From hairless factory-workers who need a cure and a better ultimatum to hairy assassins with wicked Australian accents and deadly katanas, the cast of this film ranged from strangely hilarious to ruthlessly bad-ass. Matt Damon's character, Max, struggles to live a free and harmless life in hopes to one day get a ticket to the paradise Elysium he has dreamed about since he was a child. Playing a witty survivor out for the one goal of staying alive, Damon felt right at home as he delivered an excellent performance as the star of this sci-fi thriller. As Damon crosses paths with mindless robots and devious smugglers, he finally comes face-to-face with an enemy so ruthless and psychotic that he'll do anything to become the ruler of Elysium. I'm talking about Agent Kruger, played by past District 9 star Sharlto Copley, who has previously played crazy and strange roles like Howling Mad Murdock in 2010's The A-Team. This time around, Copley brought his psychotic nature and brilliant Australian accent to his character who is bent on killing Damon and whoever else gets in his way. The main antagonist, played by the amazing Jodie Foster, showed me how ruthless a minister of a space-paradise could be, killing innocent immigrants trying to approach Elysium and all, but overall didn't seem believable as a villain like Copley's character did to me. I think her character was needed because Elysium needed the whole evil-dictator thing, but I think Copley's mindless assassin character was more effective in telling the story of who wants more power and who's a more bad-ass-looking ruler of Elysium. Either way, I thought the cast was great in the film and delivered spectacular performances as pawns in a big game of futuristic cat-and-mouse.  

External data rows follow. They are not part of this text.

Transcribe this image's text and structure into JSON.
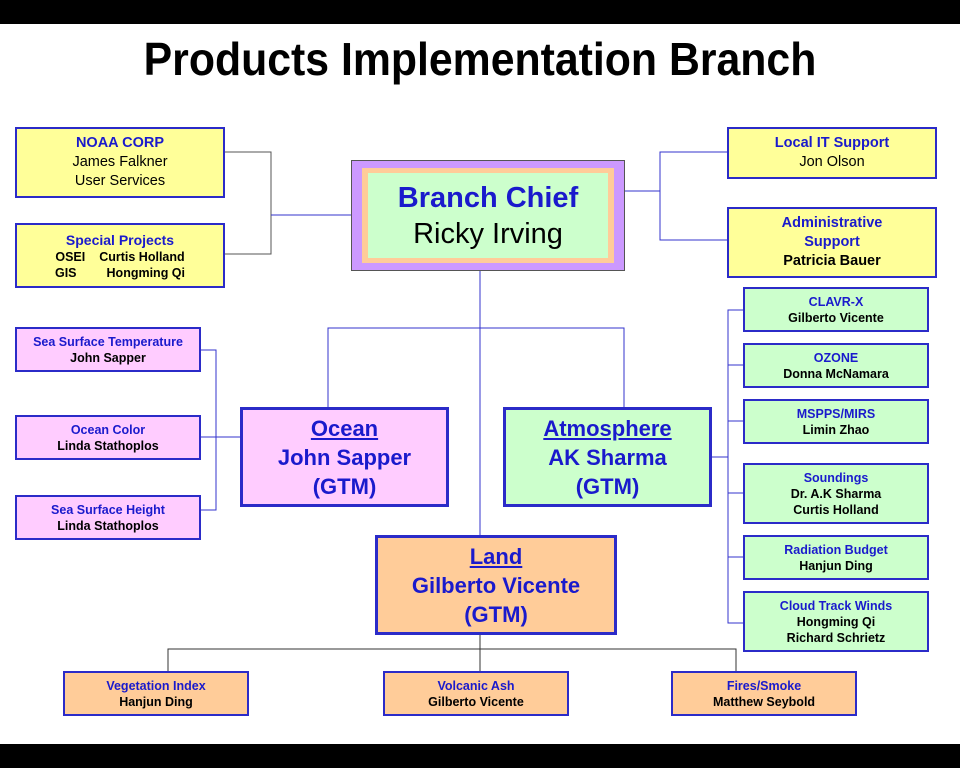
{
  "title": "Products Implementation Branch",
  "colors": {
    "heading_text": "#1a1acc",
    "box_border": "#2b2bc8",
    "support_fill": "#ffff99",
    "ocean_fill": "#ffccff",
    "atmosphere_fill": "#ccffcc",
    "land_fill": "#ffcc99",
    "chief_outer": "#cc99ff"
  },
  "chief": {
    "heading": "Branch Chief",
    "name": "Ricky Irving"
  },
  "support_left": [
    {
      "heading": "NOAA CORP",
      "lines": [
        "James Falkner",
        "User Services"
      ]
    },
    {
      "heading": "Special Projects",
      "rows": [
        {
          "code": "OSEI",
          "name": "Curtis Holland"
        },
        {
          "code": "GIS",
          "name": "Hongming Qi"
        }
      ]
    }
  ],
  "support_right": [
    {
      "heading": "Local IT Support",
      "lines": [
        "Jon Olson"
      ]
    },
    {
      "heading": "Administrative Support",
      "heading_lines": [
        "Administrative",
        "Support"
      ],
      "lines": [
        "Patricia Bauer"
      ]
    }
  ],
  "divisions": {
    "ocean": {
      "heading": "Ocean",
      "name": "John Sapper",
      "role": "(GTM)"
    },
    "atmosphere": {
      "heading": "Atmosphere",
      "name": "AK Sharma",
      "role": "(GTM)"
    },
    "land": {
      "heading": "Land",
      "name": "Gilberto Vicente",
      "role": "(GTM)"
    }
  },
  "ocean_teams": [
    {
      "heading": "Sea Surface Temperature",
      "lines": [
        "John Sapper"
      ]
    },
    {
      "heading": "Ocean Color",
      "lines": [
        "Linda Stathoplos"
      ]
    },
    {
      "heading": "Sea Surface Height",
      "lines": [
        "Linda Stathoplos"
      ]
    }
  ],
  "atmosphere_teams": [
    {
      "heading": "CLAVR-X",
      "lines": [
        "Gilberto Vicente"
      ]
    },
    {
      "heading": "OZONE",
      "lines": [
        "Donna McNamara"
      ]
    },
    {
      "heading": "MSPPS/MIRS",
      "lines": [
        "Limin Zhao"
      ]
    },
    {
      "heading": "Soundings",
      "lines": [
        "Dr. A.K Sharma",
        "Curtis Holland"
      ]
    },
    {
      "heading": "Radiation Budget",
      "lines": [
        "Hanjun Ding"
      ]
    },
    {
      "heading": "Cloud Track Winds",
      "lines": [
        "Hongming Qi",
        "Richard Schrietz"
      ]
    }
  ],
  "land_teams": [
    {
      "heading": "Vegetation Index",
      "lines": [
        "Hanjun Ding"
      ]
    },
    {
      "heading": "Volcanic Ash",
      "lines": [
        "Gilberto Vicente"
      ]
    },
    {
      "heading": "Fires/Smoke",
      "lines": [
        "Matthew Seybold"
      ]
    }
  ]
}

Overall, I thought the film was amazing and smart, delivering a sci-fi thrill-ride across the slums of Los Angeles and the slick and speculating views of Elysium. The cast was good, the gadgets were awesome, and the aerial views of future Earth and orbital Elysium were spectacular and mind-blowing to experience. If you loved District 9, this year's Oblivion, and any other futuristic film, you'll love this violent, breathtaking, and gritty thriller.  

I gave this film a 9 out of 10 because if you love action, sci-fi thrillers, gritty and violent antagonists, and humans battling robots in slow-motion with explosions, you'll love this film that has most of that stuff and even more. Get ready to experience this year's best sci-fi film with an amazing cast and one awesome space spectacle.